En bordure de la maille Brigitte, le long de l’avenue Racine, les ouvriers retirent du toit de la mosquée en construction les derniers échafaudages. La coupole en zinc laqué est désormais terminée. Dessous, une salle de prière de 600 m2 accueillera d’ici quelques mois jusqu’à 1200 fidèles. Et sur deux mezzanines de 210 m2, 800 autres, en priorité les femmes, pourront prendre place. Une fois terminé, ça sera le troisième plus grand lieu de culte musulman dans la capitale alsacienne.

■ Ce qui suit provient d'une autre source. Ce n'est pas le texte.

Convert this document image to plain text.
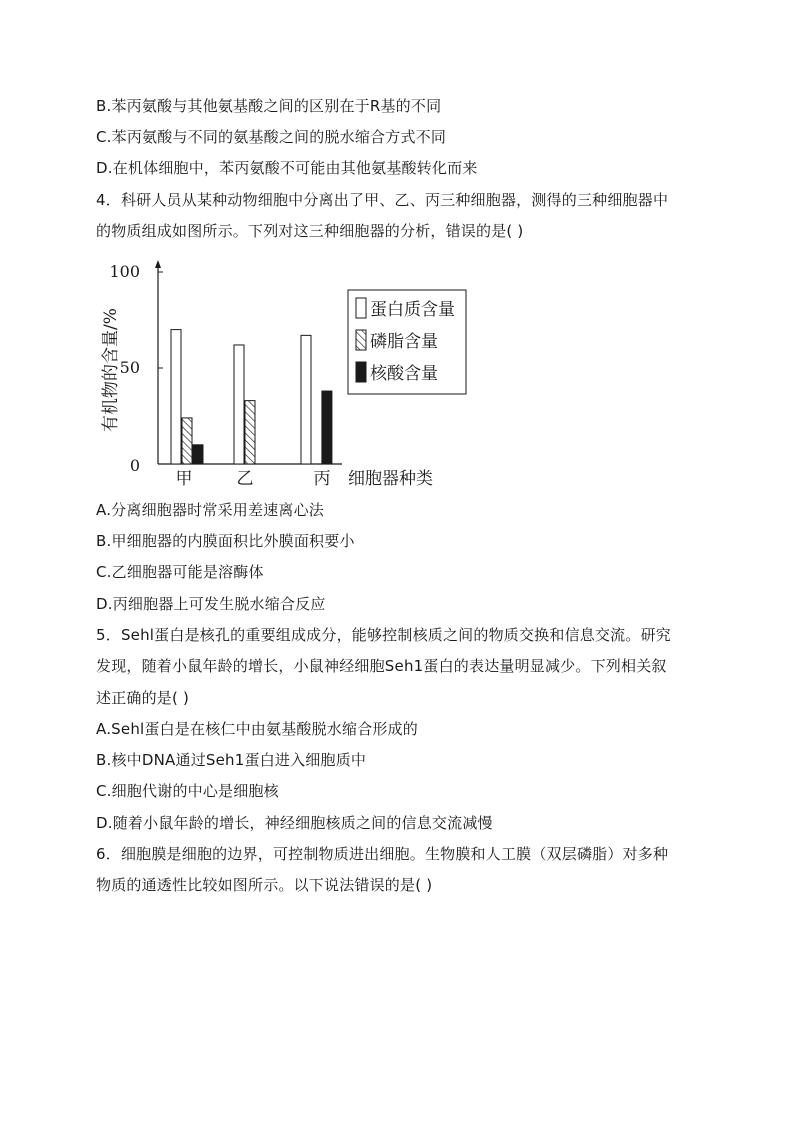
B.苯丙氨酸与其他氨基酸之间的区别在于R基的不同
C.苯丙氨酸与不同的氨基酸之间的脱水缩合方式不同
D.在机体细胞中，苯丙氨酸不可能由其他氨基酸转化而来
4．科研人员从某种动物细胞中分离出了甲、乙、丙三种细胞器，测得的三种细胞器中
的物质组成如图所示。下列对这三种细胞器的分析，错误的是( )
0
50
100
有机物的含量/%
甲	乙	丙 细胞器种类
蛋白质含量
磷脂含量
核酸含量
A.分离细胞器时常采用差速离心法
B.甲细胞器的内膜面积比外膜面积要小
C.乙细胞器可能是溶酶体
D.丙细胞器上可发生脱水缩合反应
5．Sehl蛋白是核孔的重要组成成分，能够控制核质之间的物质交换和信息交流。研究
发现，随着小鼠年龄的增长，小鼠神经细胞Seh1蛋白的表达量明显减少。下列相关叙
述正确的是( )
A.Sehl蛋白是在核仁中由氨基酸脱水缩合形成的
B.核中DNA通过Seh1蛋白进入细胞质中
C.细胞代谢的中心是细胞核
D.随着小鼠年龄的增长，神经细胞核质之间的信息交流减慢
6．细胞膜是细胞的边界，可控制物质进出细胞。生物膜和人工膜（双层磷脂）对多种
物质的通透性比较如图所示。以下说法错误的是( )
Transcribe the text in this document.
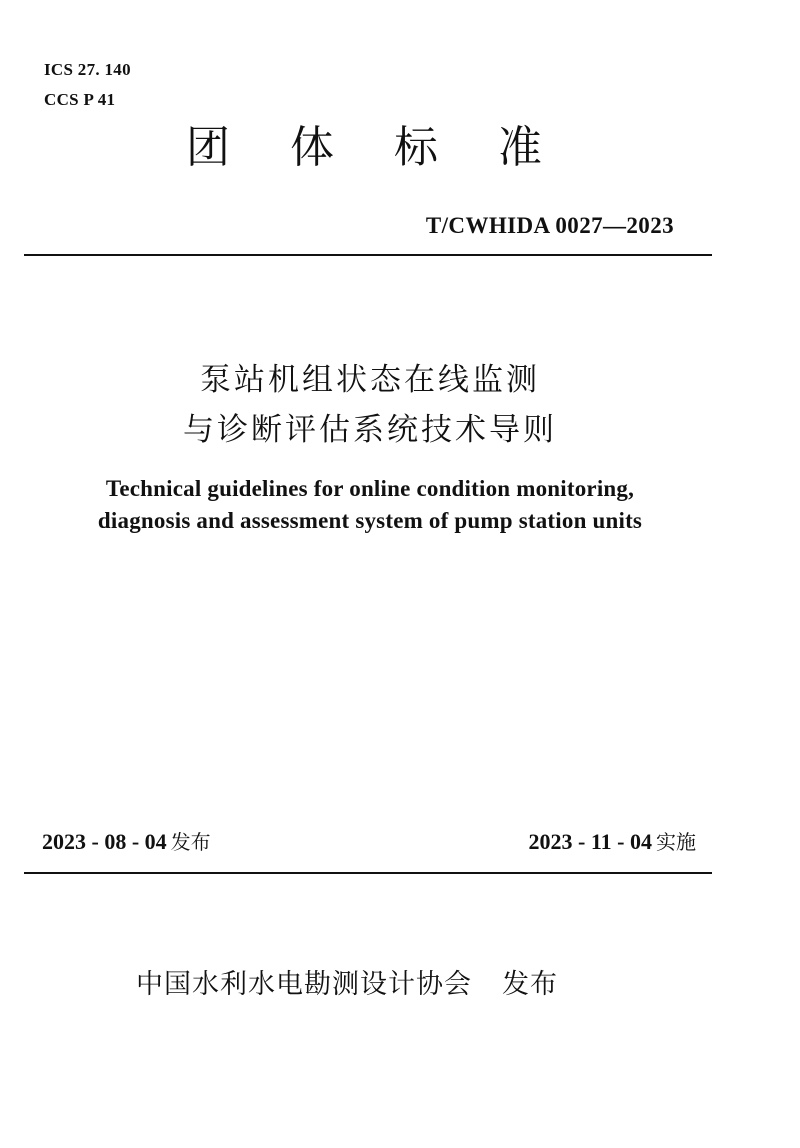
ICS 27. 140
CCS P 41
团体标准
T/CWHIDA 0027—2023
泵站机组状态在线监测
与诊断评估系统技术导则
Technical guidelines for online condition monitoring,
diagnosis and assessment system of pump station units
2023 - 08 - 04 发布	2023 - 11 - 04 实施
中国水利水电勘测设计协会 发布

A côté de cette première tranche cultuelle, un second bloc est destiné aux activités culturelles de l’Association de la réforme sociale de Hautepierre (ARSH), en charge de ce projet ambitieux. Une salle polyvalente, une bibliothèque et une salle d’enseignement y sont prévues.

Un bâtiment moderne et pas de minaret

Malgré son emprise foncière imposante, le bâtiment garde une esthétique discrète. Et pas de minaret pour l’appel à la prière. La tour de la mosquée « n’est qu’un élément décoratif, indique Abdelhafid Akhmim. Il n'y a pas besoin d'un minaret. La première mosquée du prophète n'en avait pas. » Et l’architecte du projet, Pierre Bohrer de compléter: « On ne voulait pas faire une mosquée folklorique, mais un bâtiment moderne et contemporain. »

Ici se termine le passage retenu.